I’m torn whether to recommend Michael J. Bassett’s Solomon Kane; on one hand, it’s a good-enough sword-and-sorcery tale, brutal and moody and atmospheric, leagues ahead of those campy 80s epics that killed off the genre: the Deathstalkers and Beastmasters and the rest of them. On the other hand, the climax is an almost unforgivable mess of substandard CGI that just about sinks the film.
Eh, call it home field advantage (the movie was filmed in and around Prague); I can give Solomon Kane a pass. Overlook the flaws – which, if you’re a genre fan, are really confined to the CGI and the lame ending – and you’ll have a blast here.
Kane is based on the long-popular character created by Robert E. Howard, the pulp writer who also created Conan the Barbarian before committing suicide at age 30. He’s a fascinating character: a 17th-Century Puritan who wanders the lands fighting evil; in the movie, he’s a once-vicious and evil warrior who attempts to renounce violence in order to save his soul.
When we first meet Kane (let’s ignore the obviously digital establishing shots that open the film and pop up throughout), he and his men are invading a castle in search of treasure and murdering all those in their path.
He gets more than he bargained for, however, when he comes face-to-face and sword-to-sword with the Devil’s Reaper, who has come to collect his soul (for reasons, uh, less than fully explained). It’s a dynamite opening, operating at a larger scale than the film’s budget would indicate, and sets the tone for the rest of the film.
Later, Kane (effectively played by James Purefoy with a Hugh Jackman-like swagger) has renounced his evil ways but is kicked out of the monastery that has served as his sanctuary (because, uh, one of the monks had a ‘vision’).
He begins a journey back to his home land, which he left as a child (in flashbacks, Max von Sydow plays his father), refusing to even defend himself against a gang of robbers.

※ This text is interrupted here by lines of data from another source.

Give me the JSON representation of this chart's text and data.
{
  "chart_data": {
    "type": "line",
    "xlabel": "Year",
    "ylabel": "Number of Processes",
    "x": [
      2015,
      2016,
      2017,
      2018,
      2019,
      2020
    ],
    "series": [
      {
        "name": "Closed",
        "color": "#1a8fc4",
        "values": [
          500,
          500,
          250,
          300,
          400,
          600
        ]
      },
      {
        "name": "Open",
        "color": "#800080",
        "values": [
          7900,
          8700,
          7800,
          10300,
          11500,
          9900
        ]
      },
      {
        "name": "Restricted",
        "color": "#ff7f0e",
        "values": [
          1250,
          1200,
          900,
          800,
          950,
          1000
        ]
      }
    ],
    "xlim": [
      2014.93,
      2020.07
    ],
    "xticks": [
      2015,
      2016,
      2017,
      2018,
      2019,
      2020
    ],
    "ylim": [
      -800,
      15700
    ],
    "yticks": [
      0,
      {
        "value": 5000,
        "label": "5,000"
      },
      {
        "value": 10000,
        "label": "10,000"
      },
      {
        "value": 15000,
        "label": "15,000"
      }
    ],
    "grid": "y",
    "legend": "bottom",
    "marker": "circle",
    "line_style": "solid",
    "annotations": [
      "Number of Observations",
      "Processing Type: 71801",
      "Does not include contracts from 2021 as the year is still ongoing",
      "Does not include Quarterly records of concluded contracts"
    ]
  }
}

On his way, he encounters the benevolent Crowthorn family, headed by patriarch William (Pete Postlewaite), who offers to aid him in his journey.
But the lands are ravaged by evil, and soon Solomon finds himself drawn back into a world of violence, which he uses – for good, this time – to save his soul.
For the main plot thread in the film, the logistics of soul-taking and soul-saving are pretty thinly sketched; we seem to be going by hearsay most of the time, with the Reaper claiming Kane made a deal with the devil and lost his soul, and William saying he can do something else to save it. But at this point I’m looking too deep: it’s clear who is good and who is evil here, now let’s get down to the action.
In this regard, Solomon Kane doesn’t disappoint. Fights are brutal and bloody, and shot and edited in a manner that actually lends itself to visual comprehension. Imagine that, we can understand what’s happening.
It’s also appropriately creepy, with memorable characters like the Reaper and the mask-wearing Overlord, and one standout sequence involving a demented priest (MacKenzie Crook) and his brethren of cannibalistic post-humans.
But that ending, in which Kane squares off against a hulking mess of digital goo (the rest of the film, apart from the establishing shots, had avoided the overuse of CGI); it’s a real deal-breaker. It’s over with relatively quick, but I mourn what could have been.